Not many people can say they are as experienced in the toy industry as UL’s Human Factors Specialist Ellen Metrick. She’s gone from working in a toy store to studying the developmental benefits of play to testing the safety of toys as part of UL ‘s Quality Assurance.
Her own toy story began at her part-time job with Toys ‘R’ Us while attending high school and college. She worked at the Niles, Illinois, location for 10 years, even earning a gold watch, featuring Geoffrey the Giraffe, for her service.
“I helped customers find what they were looking for, and received and processed their unwanted or broken toys,” Metrick, who is a proud northside Cubs fan from Chicago, said. “This was a great lesson for me in what worked, what didn’t, what design features were precarious at best, and what quality trends had staying power.”
After graduating from University of Illinois in Champaign in 1992, Metrick went on to work for Lekotek, which is a network of toy lending libraries with a focus on toys and play for children with special needs. The position included working with the toy industry and toy companies to conceptualize, modify and evaluate toys.
In 2015, an opportunity to work as the educational marketing manager arose at Learning Resources toy company. In this position, Metrick helped ensure that all marketing materials were educationally credible; she also stayed up to date on trends in the education field, such as federal policies like Every Student Succeeds Act (ESSA).
As of July 2017, she is now part of UL’s team and leverages her past experiences by looking at the interactions of products and people in addition to evaluating toys from a developmental and safety perspective.

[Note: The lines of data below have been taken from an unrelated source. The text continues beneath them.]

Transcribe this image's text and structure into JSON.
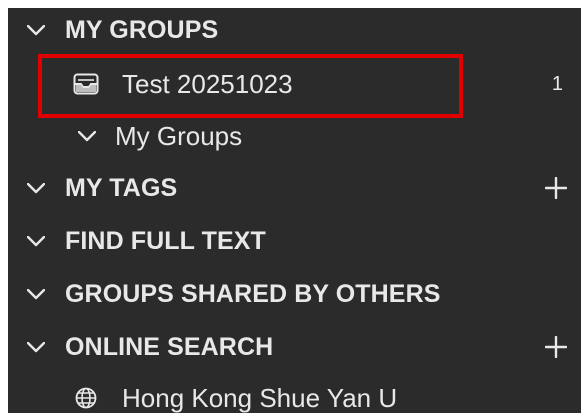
{
  "sidebar": {
    "my_groups": {
      "label": "MY GROUPS",
      "icon": "chevron-down-icon",
      "items": [
        {
          "label": "Test 20251023",
          "icon": "group-tray-icon",
          "count": "1"
        }
      ],
      "sub_section": {
        "label": "My Groups",
        "icon": "chevron-down-icon"
      }
    },
    "my_tags": {
      "label": "MY TAGS",
      "icon": "chevron-down-icon",
      "add_icon": "plus-icon"
    },
    "find_full_text": {
      "label": "FIND FULL TEXT",
      "icon": "chevron-down-icon"
    },
    "groups_shared": {
      "label": "GROUPS SHARED BY OTHERS",
      "icon": "chevron-down-icon"
    },
    "online_search": {
      "label": "ONLINE SEARCH",
      "icon": "chevron-down-icon",
      "add_icon": "plus-icon",
      "items": [
        {
          "label": "Hong Kong Shue Yan U",
          "icon": "globe-icon"
        }
      ]
    }
  },
  "colors": {
    "panel_background": "#2b2b2b",
    "text": "#e8e8e8",
    "highlight_border": "#e00000"
  }
}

This includes age grading toys and identifying areas of concern regarding foreseeable hazards.
“Toys have many regulations and requirements to get to market. With close to 200 markets, UL monitors the regulatory landscape to ensure we stay up to date with everything that is happening globally,” Metrick said. UL works with toy companies to identify both the regulations they need to comply with and the hazards above and beyond those regulations for the products the companies are creating.
Besides reducing any potential problems, like injuries and recalls, Metrick and the team also make sure companies’ products are distributed to the market quickly, cost-efficiently and are designed to be the best they can be.
Metrick stated the need to be one step ahead of trends and maintain connections with the toy industry. Part of how UL does this is through participating in different toy and regulatory committees with organizations, such as The Toy Association, ASTM, The Human Factors and Ergonomics Society, American Specialty Toy Retailing Association and Women in Toys.
Bottom line, Metrick said she’s worked with great kids and tremendous colleagues and is honored to work with and learn from UL’s staff – both in Westmont and across the company.